Watching amateur athletes compete and succeed, while representing the school’s name on the front of their jerseys, can bring students together, help with enrollment and make money for the school.
But just as athletics can enhance the image of a university, it can just as easily diminish it’s credibility. With multiple allegations and sanctions regarding cheating on both college football and basketball teams in recent years, including the University of North Carolina football team, University of Tennessee and University of Memphis basketball teams and most notably the University of Southern California football team, the impression left reaches further than the stadium.
In several cases, investigations have been made looking into players’ eligibility, either through test scores and grade point average or accepting gifts or working with an agent.

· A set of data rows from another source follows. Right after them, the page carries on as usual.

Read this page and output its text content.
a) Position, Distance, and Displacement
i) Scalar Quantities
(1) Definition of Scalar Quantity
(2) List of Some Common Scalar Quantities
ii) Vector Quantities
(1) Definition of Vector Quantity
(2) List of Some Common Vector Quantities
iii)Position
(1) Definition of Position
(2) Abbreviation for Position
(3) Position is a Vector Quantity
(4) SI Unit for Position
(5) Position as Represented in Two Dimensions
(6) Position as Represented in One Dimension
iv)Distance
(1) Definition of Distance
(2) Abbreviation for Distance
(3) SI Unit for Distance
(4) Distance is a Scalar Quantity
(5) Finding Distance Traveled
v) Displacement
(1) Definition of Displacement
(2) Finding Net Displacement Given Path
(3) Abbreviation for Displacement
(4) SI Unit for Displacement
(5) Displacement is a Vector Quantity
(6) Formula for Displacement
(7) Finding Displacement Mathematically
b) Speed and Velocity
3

Universities want their sports programs to succeed; it brings in money for the school and gets the school’s name out across the country in a positive way, and it sometimes seems as if the school will do anything to succeed.
But the wrong message is being sent when schools make exceptions for athletes and don’t require the same academic standards as other students.
The reason for not allowing athletes to enter the professional sports scene straight out of college makes sense; it allows them to grow as people before entering the real world.
However, when athletes look ahead to the professional game, by taking bribes and gifts, or by not taking attending college seriously, it is the universities that suffer.
This is more than sports. The sports programs will survive. What can be more difficult is clearing the university’s name after an athletic scandal takes place.
Sports market universities. When hearing the University of Kansas, people think basketball.
If it’s the University of Alabama, people think football.
Schools are branded in part by their athletic teams, and need to do more to protect their images. Universities need to not put athletics on so high a pedestal and not allow students on campus who are not academically qualified to be there and who are immune to the requirements and expectations of the rest of the university.
The athletes will be gone after a short amount of time, but the ramifications and memories of the scandals will stay with the school for much longer.